I definitely think my body is gearing up, possibly in those early, early labor stages (which can last days, even weeks!). So I'm listening very carefully to my body to gauge if something is stirring or not.
Today my midwife and her two apprentices came by to drop off the birth pool, listen to heart tones, check out the digs and chat about the upcoming birth. Can we say "THIS IS REALLY GOING TO HAPPEN!!!" It does not matter that I've given birth four times. It is still crazy. A BABY is coming out of there! One way or another a human being is going to be born. Wow!
I don't really mind the labor and delivery part. It's the postpartum part that I dread. Labor and delivery gives you a baby. Postpartum pain gives you... pain while caring for that new baby morning, noon and night! I'm praying for a super easy postpartum recovery because it was a nightmare with Judah. The more you have, they say, the worse the afterbirth pains are. Oh joy!
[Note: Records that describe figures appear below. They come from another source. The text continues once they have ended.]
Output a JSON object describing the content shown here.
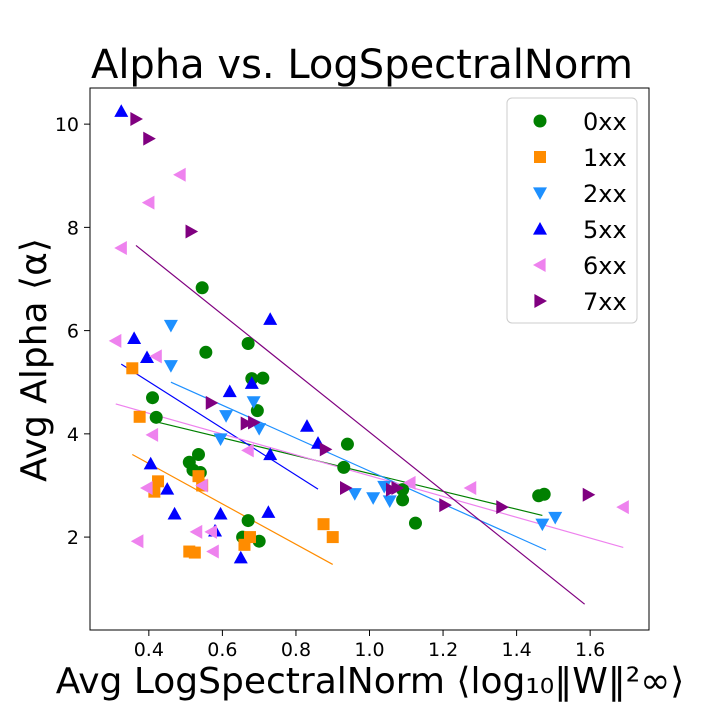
{
  "chart_data": {
    "type": "scatter",
    "title": "Alpha vs. LogSpectralNorm",
    "xlabel": "Avg LogSpectralNorm ⟨log₁₀‖W‖²∞⟩",
    "ylabel": "Avg Alpha ⟨α⟩",
    "xlim": [
      0.24,
      1.76
    ],
    "ylim": [
      0.2,
      10.7
    ],
    "xticks": [
      "0.4",
      "0.6",
      "0.8",
      "1.0",
      "1.2",
      "1.4",
      "1.6"
    ],
    "yticks": [
      "2",
      "4",
      "6",
      "8",
      "10"
    ],
    "grid": false,
    "legend_position": "top-right",
    "series": [
      {
        "name": "0xx",
        "marker": "circle",
        "color": "#008000",
        "points": [
          [
            0.41,
            4.7
          ],
          [
            0.42,
            4.32
          ],
          [
            0.51,
            3.45
          ],
          [
            0.52,
            3.3
          ],
          [
            0.535,
            3.6
          ],
          [
            0.54,
            3.25
          ],
          [
            0.545,
            6.83
          ],
          [
            0.555,
            5.58
          ],
          [
            0.655,
            2.0
          ],
          [
            0.67,
            5.75
          ],
          [
            0.67,
            2.32
          ],
          [
            0.68,
            5.07
          ],
          [
            0.695,
            4.45
          ],
          [
            0.7,
            1.92
          ],
          [
            0.71,
            5.08
          ],
          [
            0.93,
            3.35
          ],
          [
            0.94,
            3.8
          ],
          [
            1.09,
            2.92
          ],
          [
            1.09,
            2.72
          ],
          [
            1.125,
            2.27
          ],
          [
            1.46,
            2.8
          ],
          [
            1.475,
            2.83
          ]
        ],
        "fit": [
          [
            0.41,
            4.25
          ],
          [
            1.47,
            2.42
          ]
        ]
      },
      {
        "name": "1xx",
        "marker": "square",
        "color": "#ff8c00",
        "points": [
          [
            0.355,
            5.27
          ],
          [
            0.375,
            4.33
          ],
          [
            0.415,
            2.88
          ],
          [
            0.425,
            3.08
          ],
          [
            0.51,
            1.72
          ],
          [
            0.525,
            1.7
          ],
          [
            0.535,
            3.18
          ],
          [
            0.545,
            3.0
          ],
          [
            0.66,
            1.85
          ],
          [
            0.675,
            2.0
          ],
          [
            0.875,
            2.25
          ],
          [
            0.9,
            2.0
          ]
        ],
        "fit": [
          [
            0.355,
            3.6
          ],
          [
            0.9,
            1.47
          ]
        ]
      },
      {
        "name": "2xx",
        "marker": "triangle-down",
        "color": "#1e90ff",
        "points": [
          [
            0.46,
            6.1
          ],
          [
            0.46,
            5.32
          ],
          [
            0.595,
            3.9
          ],
          [
            0.61,
            4.35
          ],
          [
            0.685,
            4.62
          ],
          [
            0.7,
            4.1
          ],
          [
            0.96,
            2.84
          ],
          [
            1.01,
            2.76
          ],
          [
            1.04,
            2.98
          ],
          [
            1.055,
            2.7
          ],
          [
            1.47,
            2.25
          ],
          [
            1.505,
            2.38
          ]
        ],
        "fit": [
          [
            0.46,
            5.0
          ],
          [
            1.48,
            1.75
          ]
        ]
      },
      {
        "name": "5xx",
        "marker": "triangle-up",
        "color": "#0000ff",
        "points": [
          [
            0.325,
            10.25
          ],
          [
            0.36,
            5.85
          ],
          [
            0.395,
            5.48
          ],
          [
            0.405,
            3.42
          ],
          [
            0.45,
            2.93
          ],
          [
            0.47,
            2.45
          ],
          [
            0.58,
            2.12
          ],
          [
            0.595,
            2.45
          ],
          [
            0.62,
            4.82
          ],
          [
            0.65,
            1.6
          ],
          [
            0.68,
            4.98
          ],
          [
            0.725,
            2.48
          ],
          [
            0.73,
            6.22
          ],
          [
            0.73,
            3.6
          ],
          [
            0.83,
            4.15
          ],
          [
            0.86,
            3.82
          ]
        ],
        "fit": [
          [
            0.325,
            5.35
          ],
          [
            0.86,
            2.93
          ]
        ]
      },
      {
        "name": "6xx",
        "marker": "triangle-left",
        "color": "#ee82ee",
        "points": [
          [
            0.31,
            5.8
          ],
          [
            0.325,
            7.6
          ],
          [
            0.37,
            1.92
          ],
          [
            0.395,
            2.95
          ],
          [
            0.4,
            8.48
          ],
          [
            0.41,
            3.98
          ],
          [
            0.42,
            5.5
          ],
          [
            0.485,
            9.02
          ],
          [
            0.53,
            2.1
          ],
          [
            0.545,
            3.0
          ],
          [
            0.57,
            2.1
          ],
          [
            0.575,
            1.72
          ],
          [
            0.67,
            3.68
          ],
          [
            1.11,
            3.05
          ],
          [
            1.275,
            2.95
          ],
          [
            1.69,
            2.58
          ]
        ],
        "fit": [
          [
            0.31,
            4.58
          ],
          [
            1.69,
            1.8
          ]
        ]
      },
      {
        "name": "7xx",
        "marker": "triangle-right",
        "color": "#800080",
        "points": [
          [
            0.365,
            10.1
          ],
          [
            0.4,
            9.72
          ],
          [
            0.515,
            7.92
          ],
          [
            0.57,
            4.6
          ],
          [
            0.665,
            4.2
          ],
          [
            0.685,
            4.22
          ],
          [
            0.88,
            3.7
          ],
          [
            0.935,
            2.95
          ],
          [
            1.06,
            2.92
          ],
          [
            1.075,
            2.95
          ],
          [
            1.205,
            2.62
          ],
          [
            1.36,
            2.58
          ],
          [
            1.595,
            2.82
          ]
        ],
        "fit": [
          [
            0.365,
            7.65
          ],
          [
            1.585,
            0.7
          ]
        ]
      }
    ]
  }
}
In other news - I temporarily closed my Etsy shop (I make and sell hand-stamped stainless steel jewelry). I think I closed it later than I should have to be honest. I am really down to the wire with my time and energy when it comes to getting prepared for baby. I think I've subconsciously pretended that birth wasn't imminent, ha!
My goals for this week:
-Finish painting 2nd story bathroom
-Paint baby's little nook in our room
-Clean and reorganize my studio
-List and sell curriculum we didn't use
-Have fun with my kids, especially one-on-one if possible
-Get the rest of our homebirth stuff put together in ONE place
-Keep things clean and tidy (I stress over messes)
-Make returns to the store (keep forgetting)
I'm sure there's more but the main thing I want to do is paint baby's space and spend quality time with my other kidlets. I may have Elaina help paint! I bet she'd love that.